Solid Rock Outdoor Ministries (SROM) is a Christian non-profit outdoor education and wilderness adventure school. SROM focuses teaching on four major areas through experiential education: technical outdoor skills, leadership development, wilderness care/ethics, and spiritual transformation. Activities that SROM teaches include rock climbing, backpacking, snowshoeing, and mountaineering. SROM offers customized courses and open enrollment courses ranging from one to forty days in length. SROM is accredited by the Association for Experiential Education (AEE), and is a partner of the Leave No Trace Center for Outdoor Ethics. College credit is available for some courses through Columbia International University. SROM currently operates in the Wind River Range, Snowy Range, Never Summer Mountains, and Vedauwoo; Rocky Mountain National Park, Grand Canyon National Park, Yosemite National Park and mountainous areas internationally.

== History ==
1983 – SROM is founded as a 501(c) 3 non-profit organization.

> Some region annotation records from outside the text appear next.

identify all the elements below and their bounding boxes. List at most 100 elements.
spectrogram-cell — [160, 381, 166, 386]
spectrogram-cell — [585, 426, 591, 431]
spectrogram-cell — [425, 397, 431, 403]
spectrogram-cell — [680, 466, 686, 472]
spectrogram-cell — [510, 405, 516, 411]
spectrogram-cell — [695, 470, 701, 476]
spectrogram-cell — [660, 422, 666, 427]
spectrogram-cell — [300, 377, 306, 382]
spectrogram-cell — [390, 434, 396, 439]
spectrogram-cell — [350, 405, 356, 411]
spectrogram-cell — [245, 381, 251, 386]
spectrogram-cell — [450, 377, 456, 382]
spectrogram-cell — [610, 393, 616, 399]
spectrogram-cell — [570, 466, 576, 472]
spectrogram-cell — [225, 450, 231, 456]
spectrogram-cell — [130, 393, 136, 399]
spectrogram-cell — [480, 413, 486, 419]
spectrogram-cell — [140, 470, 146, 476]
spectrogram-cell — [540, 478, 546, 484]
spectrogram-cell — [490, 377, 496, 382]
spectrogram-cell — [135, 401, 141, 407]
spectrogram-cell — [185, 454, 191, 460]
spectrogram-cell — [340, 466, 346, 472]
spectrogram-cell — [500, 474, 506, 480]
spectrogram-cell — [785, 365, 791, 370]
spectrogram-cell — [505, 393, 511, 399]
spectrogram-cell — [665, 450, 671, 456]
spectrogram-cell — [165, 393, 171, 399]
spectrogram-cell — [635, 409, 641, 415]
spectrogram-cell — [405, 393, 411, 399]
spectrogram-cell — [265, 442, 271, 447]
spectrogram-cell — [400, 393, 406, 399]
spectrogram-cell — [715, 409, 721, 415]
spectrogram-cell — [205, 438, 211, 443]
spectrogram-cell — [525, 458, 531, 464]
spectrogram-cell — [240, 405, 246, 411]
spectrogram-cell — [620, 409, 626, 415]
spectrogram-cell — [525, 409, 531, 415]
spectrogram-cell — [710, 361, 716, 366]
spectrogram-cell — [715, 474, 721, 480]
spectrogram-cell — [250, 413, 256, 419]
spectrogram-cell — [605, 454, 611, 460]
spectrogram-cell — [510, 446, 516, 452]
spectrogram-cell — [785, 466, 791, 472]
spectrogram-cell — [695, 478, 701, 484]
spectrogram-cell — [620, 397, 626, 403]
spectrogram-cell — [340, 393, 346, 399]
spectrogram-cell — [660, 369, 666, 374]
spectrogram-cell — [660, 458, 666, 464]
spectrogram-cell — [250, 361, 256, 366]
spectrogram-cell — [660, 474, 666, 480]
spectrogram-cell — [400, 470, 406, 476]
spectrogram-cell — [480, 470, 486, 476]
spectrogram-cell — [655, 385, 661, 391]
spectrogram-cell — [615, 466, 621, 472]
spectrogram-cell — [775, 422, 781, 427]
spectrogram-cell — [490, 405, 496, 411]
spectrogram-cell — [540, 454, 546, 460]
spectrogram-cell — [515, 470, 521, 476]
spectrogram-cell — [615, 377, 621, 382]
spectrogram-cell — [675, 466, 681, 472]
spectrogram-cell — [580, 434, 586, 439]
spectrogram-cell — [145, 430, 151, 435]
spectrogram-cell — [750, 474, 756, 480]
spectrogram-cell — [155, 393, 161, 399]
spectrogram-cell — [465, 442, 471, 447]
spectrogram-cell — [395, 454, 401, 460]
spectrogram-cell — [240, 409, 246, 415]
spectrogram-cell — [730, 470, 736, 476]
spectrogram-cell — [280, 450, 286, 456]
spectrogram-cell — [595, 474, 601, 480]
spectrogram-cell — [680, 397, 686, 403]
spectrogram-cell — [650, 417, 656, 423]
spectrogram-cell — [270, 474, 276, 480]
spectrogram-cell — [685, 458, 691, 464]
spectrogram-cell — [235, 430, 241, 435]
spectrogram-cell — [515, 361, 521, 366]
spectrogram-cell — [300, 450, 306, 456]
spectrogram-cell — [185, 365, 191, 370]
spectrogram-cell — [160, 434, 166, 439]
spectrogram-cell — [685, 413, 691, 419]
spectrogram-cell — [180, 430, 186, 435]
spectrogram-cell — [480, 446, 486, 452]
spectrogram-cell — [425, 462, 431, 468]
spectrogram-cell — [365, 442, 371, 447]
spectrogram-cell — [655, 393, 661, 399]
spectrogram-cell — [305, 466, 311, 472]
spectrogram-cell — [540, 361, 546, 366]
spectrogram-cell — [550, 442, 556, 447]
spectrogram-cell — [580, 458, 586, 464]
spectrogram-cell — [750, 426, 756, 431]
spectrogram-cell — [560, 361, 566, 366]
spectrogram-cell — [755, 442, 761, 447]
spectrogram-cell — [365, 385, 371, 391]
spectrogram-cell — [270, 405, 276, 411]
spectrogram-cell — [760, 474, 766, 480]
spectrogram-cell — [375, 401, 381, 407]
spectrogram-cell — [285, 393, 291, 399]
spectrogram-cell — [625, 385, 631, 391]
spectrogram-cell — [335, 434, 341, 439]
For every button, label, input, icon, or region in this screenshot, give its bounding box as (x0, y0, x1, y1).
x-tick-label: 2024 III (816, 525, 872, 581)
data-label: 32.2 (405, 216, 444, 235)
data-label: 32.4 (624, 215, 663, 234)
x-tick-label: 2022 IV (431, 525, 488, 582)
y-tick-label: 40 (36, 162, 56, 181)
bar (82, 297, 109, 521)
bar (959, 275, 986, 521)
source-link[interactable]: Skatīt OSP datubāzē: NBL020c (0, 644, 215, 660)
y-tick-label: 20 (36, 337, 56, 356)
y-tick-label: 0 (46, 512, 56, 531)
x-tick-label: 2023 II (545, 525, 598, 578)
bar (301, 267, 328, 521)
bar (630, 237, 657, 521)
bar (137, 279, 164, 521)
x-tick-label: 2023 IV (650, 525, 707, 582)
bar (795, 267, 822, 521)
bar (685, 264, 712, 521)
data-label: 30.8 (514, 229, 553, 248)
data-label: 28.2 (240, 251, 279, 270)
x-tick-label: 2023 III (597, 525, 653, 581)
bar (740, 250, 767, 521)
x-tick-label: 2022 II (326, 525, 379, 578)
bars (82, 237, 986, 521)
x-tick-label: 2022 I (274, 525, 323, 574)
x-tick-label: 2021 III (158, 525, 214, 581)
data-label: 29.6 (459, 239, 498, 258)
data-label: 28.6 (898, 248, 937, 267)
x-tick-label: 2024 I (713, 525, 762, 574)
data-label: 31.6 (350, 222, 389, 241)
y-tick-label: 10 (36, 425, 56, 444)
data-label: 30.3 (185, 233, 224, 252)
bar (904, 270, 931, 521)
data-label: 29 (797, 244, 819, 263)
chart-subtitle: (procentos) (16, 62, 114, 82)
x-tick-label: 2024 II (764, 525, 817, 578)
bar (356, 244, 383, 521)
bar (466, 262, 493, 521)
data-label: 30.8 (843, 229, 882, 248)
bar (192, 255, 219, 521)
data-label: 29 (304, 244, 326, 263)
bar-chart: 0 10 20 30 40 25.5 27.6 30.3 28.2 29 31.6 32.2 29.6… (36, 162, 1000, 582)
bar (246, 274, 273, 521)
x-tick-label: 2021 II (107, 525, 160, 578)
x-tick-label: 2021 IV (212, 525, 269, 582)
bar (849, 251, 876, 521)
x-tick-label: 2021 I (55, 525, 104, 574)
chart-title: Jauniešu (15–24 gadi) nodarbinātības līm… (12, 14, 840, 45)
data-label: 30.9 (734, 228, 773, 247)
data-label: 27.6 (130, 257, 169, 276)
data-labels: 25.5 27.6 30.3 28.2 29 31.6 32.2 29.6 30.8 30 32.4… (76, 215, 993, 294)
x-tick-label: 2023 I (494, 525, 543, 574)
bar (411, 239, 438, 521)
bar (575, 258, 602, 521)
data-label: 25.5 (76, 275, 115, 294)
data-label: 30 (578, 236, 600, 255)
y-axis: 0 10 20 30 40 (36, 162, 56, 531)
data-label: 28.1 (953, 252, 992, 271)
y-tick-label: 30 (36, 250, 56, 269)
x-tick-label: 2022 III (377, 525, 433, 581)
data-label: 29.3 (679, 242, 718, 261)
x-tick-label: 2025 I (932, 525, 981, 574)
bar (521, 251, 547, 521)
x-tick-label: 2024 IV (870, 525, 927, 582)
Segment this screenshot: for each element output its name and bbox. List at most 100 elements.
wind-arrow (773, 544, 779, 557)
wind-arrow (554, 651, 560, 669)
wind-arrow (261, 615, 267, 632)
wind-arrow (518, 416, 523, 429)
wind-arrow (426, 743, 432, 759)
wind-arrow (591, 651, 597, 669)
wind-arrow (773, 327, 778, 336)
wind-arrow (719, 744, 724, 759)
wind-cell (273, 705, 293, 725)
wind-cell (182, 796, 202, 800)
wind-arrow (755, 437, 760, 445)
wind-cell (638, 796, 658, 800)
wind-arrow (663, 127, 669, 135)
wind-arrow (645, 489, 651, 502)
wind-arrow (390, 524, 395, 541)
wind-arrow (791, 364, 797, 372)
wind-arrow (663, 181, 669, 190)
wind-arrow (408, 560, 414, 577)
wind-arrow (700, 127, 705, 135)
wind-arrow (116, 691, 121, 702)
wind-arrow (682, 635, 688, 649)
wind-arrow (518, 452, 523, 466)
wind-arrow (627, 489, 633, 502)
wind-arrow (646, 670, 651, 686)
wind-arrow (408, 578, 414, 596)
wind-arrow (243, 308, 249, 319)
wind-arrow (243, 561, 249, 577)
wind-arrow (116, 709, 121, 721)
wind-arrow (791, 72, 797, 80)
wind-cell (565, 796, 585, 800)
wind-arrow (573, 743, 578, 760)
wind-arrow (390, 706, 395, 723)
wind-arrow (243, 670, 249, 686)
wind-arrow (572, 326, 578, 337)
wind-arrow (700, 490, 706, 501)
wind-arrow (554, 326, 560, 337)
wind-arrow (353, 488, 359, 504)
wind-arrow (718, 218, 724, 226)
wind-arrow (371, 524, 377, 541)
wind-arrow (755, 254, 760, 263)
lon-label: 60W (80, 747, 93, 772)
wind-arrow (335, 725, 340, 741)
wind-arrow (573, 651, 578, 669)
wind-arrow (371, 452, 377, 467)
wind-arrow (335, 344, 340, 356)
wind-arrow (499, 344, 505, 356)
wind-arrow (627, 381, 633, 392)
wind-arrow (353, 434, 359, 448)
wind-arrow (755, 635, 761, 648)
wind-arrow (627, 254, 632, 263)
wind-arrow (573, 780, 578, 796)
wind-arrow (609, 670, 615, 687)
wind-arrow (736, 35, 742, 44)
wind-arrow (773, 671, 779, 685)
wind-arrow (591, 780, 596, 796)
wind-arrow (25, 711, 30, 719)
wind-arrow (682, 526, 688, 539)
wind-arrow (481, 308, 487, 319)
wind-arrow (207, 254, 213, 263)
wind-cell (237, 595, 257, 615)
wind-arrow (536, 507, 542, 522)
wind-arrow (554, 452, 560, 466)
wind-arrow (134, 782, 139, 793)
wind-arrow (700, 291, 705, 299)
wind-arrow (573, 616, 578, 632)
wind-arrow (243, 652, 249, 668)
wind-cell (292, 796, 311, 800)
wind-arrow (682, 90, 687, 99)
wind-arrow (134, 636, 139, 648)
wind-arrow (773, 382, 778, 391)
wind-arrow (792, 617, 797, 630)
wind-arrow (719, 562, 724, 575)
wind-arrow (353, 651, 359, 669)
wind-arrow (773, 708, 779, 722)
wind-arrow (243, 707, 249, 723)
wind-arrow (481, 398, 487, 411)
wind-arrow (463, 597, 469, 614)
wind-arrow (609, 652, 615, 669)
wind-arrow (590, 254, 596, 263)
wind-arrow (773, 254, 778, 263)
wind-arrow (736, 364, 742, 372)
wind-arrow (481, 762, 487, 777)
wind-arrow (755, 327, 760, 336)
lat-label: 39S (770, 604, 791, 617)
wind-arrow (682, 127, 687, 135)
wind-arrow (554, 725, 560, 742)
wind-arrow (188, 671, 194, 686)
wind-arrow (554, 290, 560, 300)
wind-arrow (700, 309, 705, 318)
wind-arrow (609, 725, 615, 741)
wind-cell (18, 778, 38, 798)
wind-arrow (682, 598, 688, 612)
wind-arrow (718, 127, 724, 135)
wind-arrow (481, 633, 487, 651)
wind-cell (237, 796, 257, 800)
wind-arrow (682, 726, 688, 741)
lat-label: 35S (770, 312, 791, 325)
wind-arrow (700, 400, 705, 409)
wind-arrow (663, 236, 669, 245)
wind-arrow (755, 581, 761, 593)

1997 – Drew Arnold steps down as pastor of his pioneering work at Harvest Church to become full-time director of SROM.

2003 – SROM moves its administrative headquarters to a new building in Laramie, WY.

2004 – SROM launches inaugural 40-day-40-night wilderness leadership development course.

2006 – SROM receives institutional accreditation with the Association of Experiential Education.

2008 – SROM celebrates 25 years of wilderness ministry.